Brotó desde el vientre de una madre, ese arroyo de agua cristalina, como un rayo de sol recién nacido, inocente, resplandeciente, pura. Desde sus primeros años de vida era considerada una “muñeca de porcelana”. Para aquellos adultos tapizados en suciedad, el nacimiento de una niña tan inmaculada parecía un milagro, más aún en aquel pueblo pesquero a la orilla de la costa. Aquel pueblo de relojes antiguos, donde las manecillas marcaban el tiempo con la sabiduría de años pasados, mientras que los minutos de la juventud eran preciados y escasos, como joyas raras en un cofre ancestral. 
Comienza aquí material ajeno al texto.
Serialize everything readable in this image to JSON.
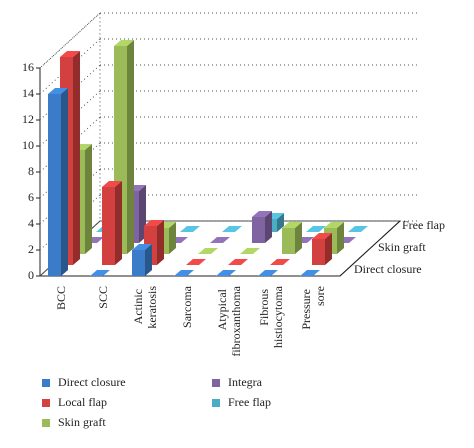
{
  "chart_data": {
    "type": "bar3d",
    "categories": [
      "BCC",
      "SCC",
      "Actinic keratosis",
      "Sarcoma",
      "Atypical fibroxanthoma",
      "Fibrous histiocytoma",
      "Pressure sore"
    ],
    "series": [
      {
        "name": "Direct closure",
        "color": "#3b7cc8",
        "values": [
          14,
          0,
          2,
          0,
          0,
          0,
          0
        ]
      },
      {
        "name": "Local flap",
        "color": "#d2403f",
        "values": [
          16,
          6,
          3,
          0,
          0,
          0,
          2
        ]
      },
      {
        "name": "Skin graft",
        "color": "#9bbb59",
        "values": [
          8,
          16,
          2,
          0,
          0,
          2,
          2
        ]
      },
      {
        "name": "Integra",
        "color": "#8064a2",
        "values": [
          0,
          4,
          0,
          0,
          2,
          0,
          0
        ]
      },
      {
        "name": "Free flap",
        "color": "#4bacc6",
        "values": [
          0,
          0,
          0,
          0,
          1,
          0,
          0
        ]
      }
    ],
    "ylim": [
      0,
      16
    ],
    "yticks": [
      0,
      2,
      4,
      6,
      8,
      10,
      12,
      14,
      16
    ],
    "grid": true
  }
}
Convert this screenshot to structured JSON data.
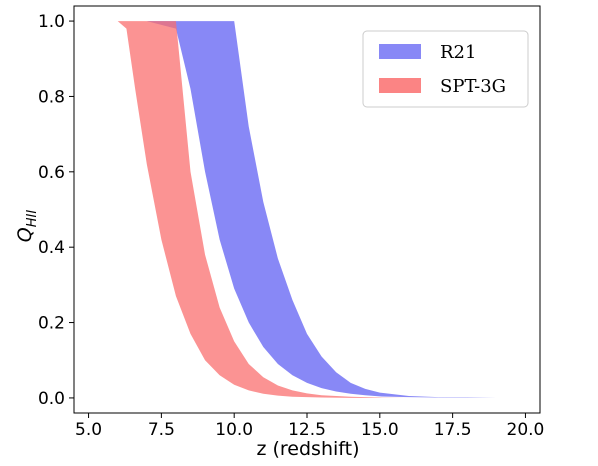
{
  "chart_data": {
    "type": "area",
    "xlabel": "z (redshift)",
    "ylabel_main": "Q",
    "ylabel_sub": "HII",
    "xlim": [
      4.5,
      20.5
    ],
    "ylim": [
      -0.04,
      1.04
    ],
    "xticks": [
      5.0,
      7.5,
      10.0,
      12.5,
      15.0,
      17.5,
      20.0
    ],
    "xtick_labels": [
      "5.0",
      "7.5",
      "10.0",
      "12.5",
      "15.0",
      "17.5",
      "20.0"
    ],
    "yticks": [
      0.0,
      0.2,
      0.4,
      0.6,
      0.8,
      1.0
    ],
    "ytick_labels": [
      "0.0",
      "0.2",
      "0.4",
      "0.6",
      "0.8",
      "1.0"
    ],
    "grid": false,
    "legend_position": "top-right",
    "series": [
      {
        "name": "R21",
        "color": "#7b7bf5",
        "x": [
          5.0,
          6.0,
          7.0,
          8.0,
          8.5,
          9.0,
          9.5,
          10.0,
          10.5,
          11.0,
          11.5,
          12.0,
          12.5,
          13.0,
          13.5,
          14.0,
          14.5,
          15.0,
          16.0,
          17.0,
          18.0,
          19.0,
          20.0
        ],
        "lower": [
          1.0,
          1.0,
          1.0,
          0.98,
          0.82,
          0.6,
          0.42,
          0.29,
          0.2,
          0.135,
          0.09,
          0.06,
          0.04,
          0.026,
          0.017,
          0.011,
          0.007,
          0.004,
          0.002,
          0.001,
          0.0,
          0.0,
          0.0
        ],
        "upper": [
          1.0,
          1.0,
          1.0,
          1.0,
          1.0,
          1.0,
          1.0,
          1.0,
          0.72,
          0.52,
          0.37,
          0.26,
          0.17,
          0.11,
          0.068,
          0.04,
          0.024,
          0.014,
          0.005,
          0.002,
          0.001,
          0.0,
          0.0
        ]
      },
      {
        "name": "SPT-3G",
        "color": "#fa6f6f",
        "x": [
          5.0,
          6.0,
          6.3,
          6.6,
          7.0,
          7.5,
          8.0,
          8.5,
          9.0,
          9.5,
          10.0,
          10.5,
          11.0,
          11.5,
          12.0,
          12.5,
          13.0,
          14.0,
          15.0,
          16.0,
          18.0,
          20.0
        ],
        "lower": [
          1.0,
          1.0,
          0.98,
          0.82,
          0.62,
          0.42,
          0.27,
          0.17,
          0.1,
          0.06,
          0.035,
          0.02,
          0.011,
          0.006,
          0.003,
          0.002,
          0.001,
          0.0,
          0.0,
          0.0,
          0.0,
          0.0
        ],
        "upper": [
          1.0,
          1.0,
          1.0,
          1.0,
          1.0,
          1.0,
          1.0,
          0.6,
          0.38,
          0.24,
          0.15,
          0.09,
          0.055,
          0.033,
          0.02,
          0.012,
          0.007,
          0.003,
          0.001,
          0.0,
          0.0,
          0.0
        ]
      }
    ]
  }
}
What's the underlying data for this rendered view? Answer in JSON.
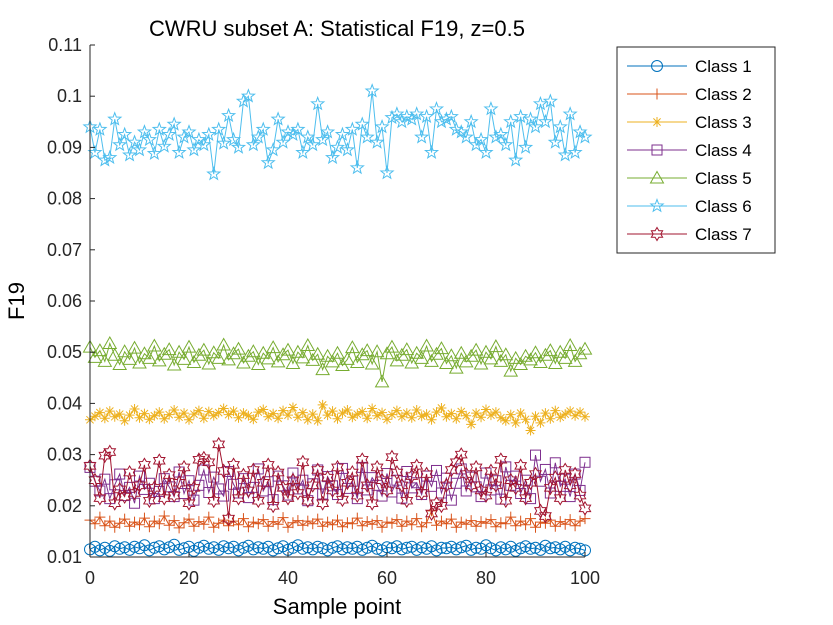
{
  "chart_data": {
    "type": "line",
    "title": "CWRU subset A: Statistical F19, z=0.5",
    "xlabel": "Sample point",
    "ylabel": "F19",
    "xlim": [
      0,
      100
    ],
    "ylim": [
      0.01,
      0.11
    ],
    "xticks": [
      0,
      20,
      40,
      60,
      80,
      100
    ],
    "xtick_labels": [
      "0",
      "20",
      "40",
      "60",
      "80",
      "100"
    ],
    "yticks": [
      0.01,
      0.02,
      0.03,
      0.04,
      0.05,
      0.06,
      0.07,
      0.08,
      0.09,
      0.1,
      0.11
    ],
    "ytick_labels": [
      "0.01",
      "0.02",
      "0.03",
      "0.04",
      "0.05",
      "0.06",
      "0.07",
      "0.08",
      "0.09",
      "0.1",
      "0.11"
    ],
    "grid": false,
    "legend_position": "outside-top-right",
    "x": [
      0,
      1,
      2,
      3,
      4,
      5,
      6,
      7,
      8,
      9,
      10,
      11,
      12,
      13,
      14,
      15,
      16,
      17,
      18,
      19,
      20,
      21,
      22,
      23,
      24,
      25,
      26,
      27,
      28,
      29,
      30,
      31,
      32,
      33,
      34,
      35,
      36,
      37,
      38,
      39,
      40,
      41,
      42,
      43,
      44,
      45,
      46,
      47,
      48,
      49,
      50,
      51,
      52,
      53,
      54,
      55,
      56,
      57,
      58,
      59,
      60,
      61,
      62,
      63,
      64,
      65,
      66,
      67,
      68,
      69,
      70,
      71,
      72,
      73,
      74,
      75,
      76,
      77,
      78,
      79,
      80,
      81,
      82,
      83,
      84,
      85,
      86,
      87,
      88,
      89,
      90,
      91,
      92,
      93,
      94,
      95,
      96,
      97,
      98,
      99,
      100
    ],
    "series": [
      {
        "name": "Class 1",
        "color": "#0072BD",
        "marker": "circle",
        "values": [
          0.0115,
          0.012,
          0.0113,
          0.0118,
          0.0112,
          0.0121,
          0.0116,
          0.0119,
          0.0114,
          0.012,
          0.0117,
          0.0123,
          0.0113,
          0.0118,
          0.0121,
          0.0115,
          0.0119,
          0.0124,
          0.0114,
          0.0117,
          0.012,
          0.0112,
          0.0118,
          0.0122,
          0.0116,
          0.0119,
          0.0114,
          0.0121,
          0.0117,
          0.012,
          0.0113,
          0.0118,
          0.0122,
          0.0115,
          0.0119,
          0.0116,
          0.012,
          0.0113,
          0.0117,
          0.0121,
          0.0114,
          0.0118,
          0.0123,
          0.0116,
          0.0119,
          0.0115,
          0.012,
          0.0117,
          0.0113,
          0.0118,
          0.0121,
          0.0115,
          0.0119,
          0.0116,
          0.012,
          0.0114,
          0.0118,
          0.0122,
          0.0116,
          0.0113,
          0.0119,
          0.0117,
          0.0121,
          0.0115,
          0.0118,
          0.012,
          0.0114,
          0.0119,
          0.0116,
          0.0121,
          0.0113,
          0.0118,
          0.0117,
          0.012,
          0.0115,
          0.0119,
          0.0122,
          0.0114,
          0.0118,
          0.0116,
          0.0123,
          0.0117,
          0.0113,
          0.0119,
          0.0115,
          0.012,
          0.0112,
          0.0117,
          0.0121,
          0.0116,
          0.0118,
          0.0114,
          0.0122,
          0.0117,
          0.0119,
          0.0115,
          0.012,
          0.0113,
          0.0118,
          0.0116,
          0.0113
        ]
      },
      {
        "name": "Class 2",
        "color": "#D95319",
        "marker": "plus",
        "values": [
          0.0172,
          0.0165,
          0.0178,
          0.0161,
          0.017,
          0.0158,
          0.0166,
          0.0174,
          0.016,
          0.0168,
          0.0163,
          0.0176,
          0.0159,
          0.017,
          0.0165,
          0.018,
          0.0162,
          0.0171,
          0.0157,
          0.0167,
          0.0174,
          0.016,
          0.0169,
          0.0164,
          0.0178,
          0.0158,
          0.0166,
          0.0172,
          0.0161,
          0.017,
          0.0163,
          0.0175,
          0.0159,
          0.0168,
          0.0165,
          0.0173,
          0.016,
          0.0169,
          0.0164,
          0.0177,
          0.0158,
          0.0167,
          0.0171,
          0.0162,
          0.017,
          0.0165,
          0.0174,
          0.016,
          0.0168,
          0.0163,
          0.0172,
          0.0159,
          0.0167,
          0.0165,
          0.0176,
          0.0161,
          0.0169,
          0.0164,
          0.0171,
          0.0158,
          0.0168,
          0.0166,
          0.0173,
          0.016,
          0.017,
          0.0163,
          0.0175,
          0.0159,
          0.0167,
          0.019,
          0.0162,
          0.017,
          0.0165,
          0.0174,
          0.0158,
          0.0168,
          0.0164,
          0.0171,
          0.016,
          0.0169,
          0.0166,
          0.0173,
          0.0159,
          0.0167,
          0.0165,
          0.0178,
          0.0161,
          0.017,
          0.0163,
          0.0175,
          0.0158,
          0.0168,
          0.0166,
          0.0172,
          0.016,
          0.0169,
          0.0164,
          0.0173,
          0.0161,
          0.017,
          0.0175
        ]
      },
      {
        "name": "Class 3",
        "color": "#EDB120",
        "marker": "asterisk",
        "values": [
          0.0368,
          0.0375,
          0.0382,
          0.0371,
          0.0385,
          0.0374,
          0.0379,
          0.0366,
          0.0377,
          0.0389,
          0.0372,
          0.038,
          0.0369,
          0.0376,
          0.0383,
          0.037,
          0.0378,
          0.0387,
          0.0373,
          0.0381,
          0.0368,
          0.0379,
          0.0386,
          0.0371,
          0.0384,
          0.0376,
          0.0382,
          0.039,
          0.0378,
          0.0385,
          0.0372,
          0.0381,
          0.0376,
          0.0369,
          0.0383,
          0.0388,
          0.0374,
          0.038,
          0.0371,
          0.0386,
          0.0377,
          0.0392,
          0.0373,
          0.0382,
          0.0368,
          0.0379,
          0.0366,
          0.0397,
          0.0377,
          0.0385,
          0.037,
          0.0381,
          0.0387,
          0.0373,
          0.0379,
          0.0384,
          0.0371,
          0.039,
          0.0376,
          0.0382,
          0.0369,
          0.0378,
          0.0386,
          0.0374,
          0.0381,
          0.0372,
          0.0387,
          0.0375,
          0.0379,
          0.0368,
          0.0383,
          0.0391,
          0.0374,
          0.038,
          0.037,
          0.0384,
          0.0376,
          0.0359,
          0.0381,
          0.0373,
          0.0388,
          0.0377,
          0.0383,
          0.0372,
          0.0366,
          0.0378,
          0.0362,
          0.0381,
          0.0369,
          0.0347,
          0.0375,
          0.0362,
          0.0381,
          0.037,
          0.0386,
          0.0373,
          0.0379,
          0.0385,
          0.0376,
          0.0383,
          0.0374
        ]
      },
      {
        "name": "Class 4",
        "color": "#7E2F8E",
        "marker": "square",
        "values": [
          0.0275,
          0.0248,
          0.0229,
          0.0252,
          0.0214,
          0.0241,
          0.0262,
          0.022,
          0.0236,
          0.0205,
          0.0258,
          0.0232,
          0.0244,
          0.0214,
          0.0228,
          0.0253,
          0.0237,
          0.0218,
          0.0266,
          0.0224,
          0.0249,
          0.0211,
          0.024,
          0.027,
          0.0226,
          0.0256,
          0.0233,
          0.0219,
          0.0267,
          0.0242,
          0.0225,
          0.0253,
          0.0216,
          0.0236,
          0.0272,
          0.0229,
          0.0247,
          0.0212,
          0.0258,
          0.0239,
          0.0221,
          0.0264,
          0.0233,
          0.025,
          0.021,
          0.0243,
          0.027,
          0.0223,
          0.0257,
          0.0239,
          0.0222,
          0.0273,
          0.0234,
          0.0248,
          0.0214,
          0.0275,
          0.0231,
          0.0255,
          0.024,
          0.0219,
          0.0263,
          0.0227,
          0.025,
          0.0215,
          0.0267,
          0.0235,
          0.0245,
          0.0222,
          0.0258,
          0.0238,
          0.0269,
          0.0225,
          0.0254,
          0.0211,
          0.0244,
          0.0272,
          0.0229,
          0.0256,
          0.0237,
          0.0218,
          0.0264,
          0.0231,
          0.0249,
          0.0213,
          0.0276,
          0.024,
          0.0258,
          0.0224,
          0.025,
          0.0214,
          0.0299,
          0.0248,
          0.0271,
          0.0225,
          0.0284,
          0.0238,
          0.0252,
          0.0218,
          0.0262,
          0.023,
          0.0285
        ]
      },
      {
        "name": "Class 5",
        "color": "#77AC30",
        "marker": "triangle",
        "values": [
          0.051,
          0.049,
          0.0503,
          0.0482,
          0.0517,
          0.0494,
          0.0476,
          0.0501,
          0.0486,
          0.0508,
          0.0479,
          0.0497,
          0.0488,
          0.0512,
          0.0483,
          0.0496,
          0.0505,
          0.0475,
          0.05,
          0.0486,
          0.051,
          0.048,
          0.0494,
          0.0504,
          0.0477,
          0.0499,
          0.0488,
          0.0514,
          0.0485,
          0.0497,
          0.0506,
          0.0479,
          0.0492,
          0.0501,
          0.0476,
          0.0498,
          0.0487,
          0.0509,
          0.0481,
          0.0495,
          0.0504,
          0.0478,
          0.05,
          0.0489,
          0.0513,
          0.0484,
          0.0496,
          0.0466,
          0.0492,
          0.0481,
          0.0498,
          0.0474,
          0.0486,
          0.0509,
          0.048,
          0.0495,
          0.0503,
          0.0477,
          0.0501,
          0.0442,
          0.0497,
          0.051,
          0.0483,
          0.0494,
          0.0505,
          0.0479,
          0.0498,
          0.0488,
          0.0512,
          0.0482,
          0.0496,
          0.0507,
          0.0478,
          0.0493,
          0.0469,
          0.0498,
          0.0481,
          0.0492,
          0.0504,
          0.0477,
          0.05,
          0.0487,
          0.0511,
          0.0482,
          0.0495,
          0.0463,
          0.0488,
          0.0476,
          0.0492,
          0.0485,
          0.0499,
          0.048,
          0.0494,
          0.0503,
          0.0478,
          0.05,
          0.0488,
          0.0513,
          0.0482,
          0.0497,
          0.0506
        ]
      },
      {
        "name": "Class 6",
        "color": "#4DBEEE",
        "marker": "pentagram",
        "values": [
          0.094,
          0.089,
          0.0935,
          0.0875,
          0.088,
          0.0955,
          0.0905,
          0.0925,
          0.0885,
          0.091,
          0.0895,
          0.093,
          0.0915,
          0.0888,
          0.0935,
          0.0902,
          0.0925,
          0.0945,
          0.089,
          0.092,
          0.093,
          0.0895,
          0.0915,
          0.0905,
          0.0925,
          0.0848,
          0.0935,
          0.0908,
          0.0962,
          0.0915,
          0.09,
          0.099,
          0.1,
          0.0905,
          0.092,
          0.0935,
          0.087,
          0.0895,
          0.0955,
          0.091,
          0.093,
          0.0925,
          0.0935,
          0.089,
          0.092,
          0.0905,
          0.0985,
          0.0915,
          0.093,
          0.088,
          0.09,
          0.0925,
          0.0895,
          0.0935,
          0.086,
          0.0945,
          0.092,
          0.101,
          0.091,
          0.094,
          0.085,
          0.0958,
          0.0965,
          0.095,
          0.096,
          0.0955,
          0.0965,
          0.092,
          0.096,
          0.089,
          0.0975,
          0.095,
          0.0955,
          0.096,
          0.0935,
          0.093,
          0.092,
          0.095,
          0.0905,
          0.0915,
          0.089,
          0.0975,
          0.092,
          0.0925,
          0.0905,
          0.095,
          0.0875,
          0.096,
          0.09,
          0.0955,
          0.094,
          0.0985,
          0.095,
          0.099,
          0.091,
          0.094,
          0.0885,
          0.0965,
          0.089,
          0.093,
          0.092
        ]
      },
      {
        "name": "Class 7",
        "color": "#A2142F",
        "marker": "hexagram",
        "values": [
          0.0278,
          0.025,
          0.0215,
          0.0298,
          0.0305,
          0.0205,
          0.0232,
          0.0218,
          0.0265,
          0.0225,
          0.024,
          0.028,
          0.021,
          0.0235,
          0.0288,
          0.0215,
          0.026,
          0.022,
          0.0245,
          0.0275,
          0.0205,
          0.0235,
          0.029,
          0.0293,
          0.0285,
          0.021,
          0.032,
          0.0268,
          0.0175,
          0.028,
          0.0215,
          0.026,
          0.023,
          0.027,
          0.021,
          0.0245,
          0.028,
          0.02,
          0.0265,
          0.0235,
          0.0215,
          0.025,
          0.0225,
          0.0285,
          0.021,
          0.024,
          0.027,
          0.0205,
          0.0255,
          0.023,
          0.0275,
          0.0212,
          0.0245,
          0.0265,
          0.022,
          0.029,
          0.024,
          0.0205,
          0.0275,
          0.025,
          0.023,
          0.0295,
          0.0265,
          0.024,
          0.021,
          0.0258,
          0.0278,
          0.0225,
          0.0262,
          0.0185,
          0.0205,
          0.02,
          0.024,
          0.027,
          0.0285,
          0.03,
          0.0262,
          0.024,
          0.0275,
          0.023,
          0.022,
          0.0268,
          0.024,
          0.029,
          0.021,
          0.025,
          0.0235,
          0.0278,
          0.0215,
          0.0245,
          0.0262,
          0.019,
          0.018,
          0.0235,
          0.0255,
          0.0215,
          0.027,
          0.024,
          0.0262,
          0.022,
          0.0195
        ]
      }
    ]
  }
}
Entre el estridor de las marejadas y el tenue sonido de los zapatos de aquella muñeca que jugueteaba correteando a las gaviotas entre las casas del pueblo, se podían escuchar las carcajadas de los pescadores a la orilla del muelle. Estaban celebrando, desde hace más de 10 años que no tenían una cosecha tan contundente. Tal vez sí era un milagro. La pequeña los saludaba enérgicamente y ellos le agradecían por su simple existencia. 
Así, con cada año que cumplía la pequeña, como si la suerte los engullera de un bocado, el pueblo se volvía cada vez más rico, cada vez más grande, cada vez más pulcro. 
La muñequita cumplió 18 años y aprendió a nadar. En cada atardecer se le podía apreciar sumergirse entre las olas, sus cabellos dorados dibujaban destellos en las oscuras aguas y su piel blanca parecía cristalizarse con los pequeños rayos de luz que le acariciaban el cuerpo. Al observarla solo podían pensar una cosa; ahora el mar está bendecido.
Y así el pueblo se volvió más grande, más rico, más pulcro. Pero ya no era un pueblo; era una gran ciudad con una costa privilegiada. Era una ciudad con turistas que solo querían pisar esa tierra tan grande, tan rica, tan pulcra. 
Y así la muñeca cumplió 30 años, 40 años, 50 años, 60 años. Y mientras más años cumplía, el pueblo se volvía más inmundo, más miserable, más escaso. 
La muñeca murió y el pueblo murió con ella. Les dio abundancia, les dio riquezas, y poco a poco se las quitó; 
Porque era hija del mar y el mar es celoso. 
Tan celoso que se comió los barcos,
El muelle, 
Las casas, 
La tierra,
Y ese pequeño pueblito pesquero a la orilla de la costa, desapareció sin dejar huella.